For the network algorithms to process correctly all polylines must be single part polylines. Multi-part polylines are often generated during editing, especially if the original data capture had a purpose other than a topologically connected network. 

You can "explode" multi-part polylines into single parts manually or by using a Geo-processing tool

WarningExploding the multi-part polyline into it's individual parts will result in the attributes of the original polyline being passed onto all subsequent parts.  Whilst this is useful when the attribute is common to all parts (e.g. river name); node ID numbers would be incorrect. Exploding a multi-part polyline is altering the topology of the network and will influence the whole network.  You must re-run all RivEX attribution processes again!

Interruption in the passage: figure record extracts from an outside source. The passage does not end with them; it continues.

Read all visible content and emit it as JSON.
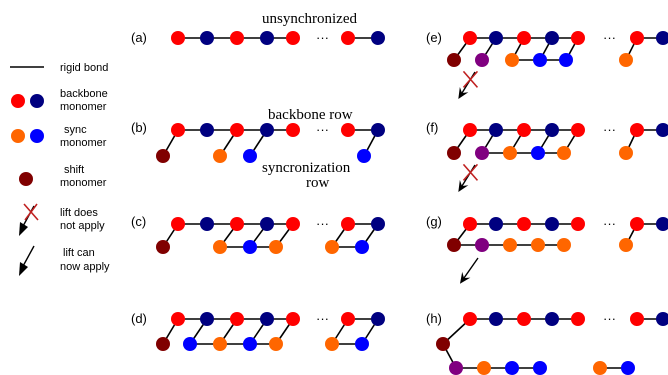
{
  "colors": {
    "backbone_red": "#ff0000",
    "backbone_blue": "#000080",
    "sync_orange": "#ff6600",
    "sync_blue": "#0000ff",
    "shift": "#800000",
    "shift_purple": "#800080",
    "bond": "#000000"
  },
  "legend": {
    "rigid_bond": "rigid bond",
    "backbone_1": "backbone",
    "backbone_2": "monomer",
    "sync_1": "sync",
    "sync_2": "monomer",
    "shift_1": "shift",
    "shift_2": "monomer",
    "nolift_1": "lift does",
    "nolift_2": "not apply",
    "lift_1": "lift can",
    "lift_2": "now apply"
  },
  "annotations": {
    "unsynchronized": "unsynchronized",
    "backbone_row": "backbone row",
    "sync_row_1": "syncronization",
    "sync_row_2": "row"
  },
  "ellipsis": "···",
  "panels": [
    {
      "label": "(a)"
    },
    {
      "label": "(b)"
    },
    {
      "label": "(c)"
    },
    {
      "label": "(d)"
    },
    {
      "label": "(e)"
    },
    {
      "label": "(f)"
    },
    {
      "label": "(g)"
    },
    {
      "label": "(h)"
    }
  ]
}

Exploding Multi-part features manually

In edit mode select a multi-part polyline and then press the Sketch Properties button (Sketch properties button)on the editor tool bar. This opens the Sketch Properties panel, now click on the Edit vertices button (Edit vertices button) to display the individual parts.  The image below shows the vertices for a 3 part polyline.

Multipart vertices

Note if this polyline was a "Z aware" feature it would show Z information. Right clicking on different parts of the sketch properties panel will display different context menus and you can use these to remove whole parts of a multi-part feature or just a single vertex.

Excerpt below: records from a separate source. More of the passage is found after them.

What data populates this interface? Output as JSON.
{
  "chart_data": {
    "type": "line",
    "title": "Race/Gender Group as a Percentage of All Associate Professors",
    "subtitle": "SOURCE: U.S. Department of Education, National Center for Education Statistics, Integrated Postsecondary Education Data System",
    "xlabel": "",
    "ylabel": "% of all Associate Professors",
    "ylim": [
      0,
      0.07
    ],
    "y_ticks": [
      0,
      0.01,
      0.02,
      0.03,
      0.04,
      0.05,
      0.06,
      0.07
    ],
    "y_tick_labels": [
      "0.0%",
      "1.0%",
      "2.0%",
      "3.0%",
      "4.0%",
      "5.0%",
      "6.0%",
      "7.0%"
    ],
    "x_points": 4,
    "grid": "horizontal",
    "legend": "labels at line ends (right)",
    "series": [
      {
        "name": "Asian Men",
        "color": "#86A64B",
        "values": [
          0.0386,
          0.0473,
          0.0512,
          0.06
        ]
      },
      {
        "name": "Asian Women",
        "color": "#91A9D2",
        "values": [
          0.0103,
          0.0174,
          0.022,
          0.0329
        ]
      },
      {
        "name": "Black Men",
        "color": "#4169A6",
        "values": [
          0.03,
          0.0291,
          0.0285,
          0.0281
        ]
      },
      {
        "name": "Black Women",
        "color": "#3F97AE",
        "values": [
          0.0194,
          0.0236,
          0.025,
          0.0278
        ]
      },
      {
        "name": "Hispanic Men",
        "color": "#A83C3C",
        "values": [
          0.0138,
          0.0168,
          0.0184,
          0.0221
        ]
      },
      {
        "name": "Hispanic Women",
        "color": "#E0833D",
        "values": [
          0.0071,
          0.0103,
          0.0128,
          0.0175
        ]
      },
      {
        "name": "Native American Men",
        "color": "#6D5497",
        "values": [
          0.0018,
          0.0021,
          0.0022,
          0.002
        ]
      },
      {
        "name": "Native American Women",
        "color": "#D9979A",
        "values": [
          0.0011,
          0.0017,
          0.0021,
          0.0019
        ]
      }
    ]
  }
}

If a multi-part polyline makes a logical flow pattern (i.e. a single channel) then turn on the advance editing tool bar from Editor > More Editing Tools > Advance Editing. Ensure your multi-part polyline is selected and press the button highlighted below.  The original polyline is removed from your dataset and replaced with all subsequent parts as single features. 

Advance editing toolbar

Exploding multi-part features using the Geo-processing tool

You can run your entire dataset and a select subset through the Geo-processing tool that will search for multi-part shapes and explode them into individual parts.  You would then check the orientation of the newly created polyline to ensure they are flowing in a downstream direction.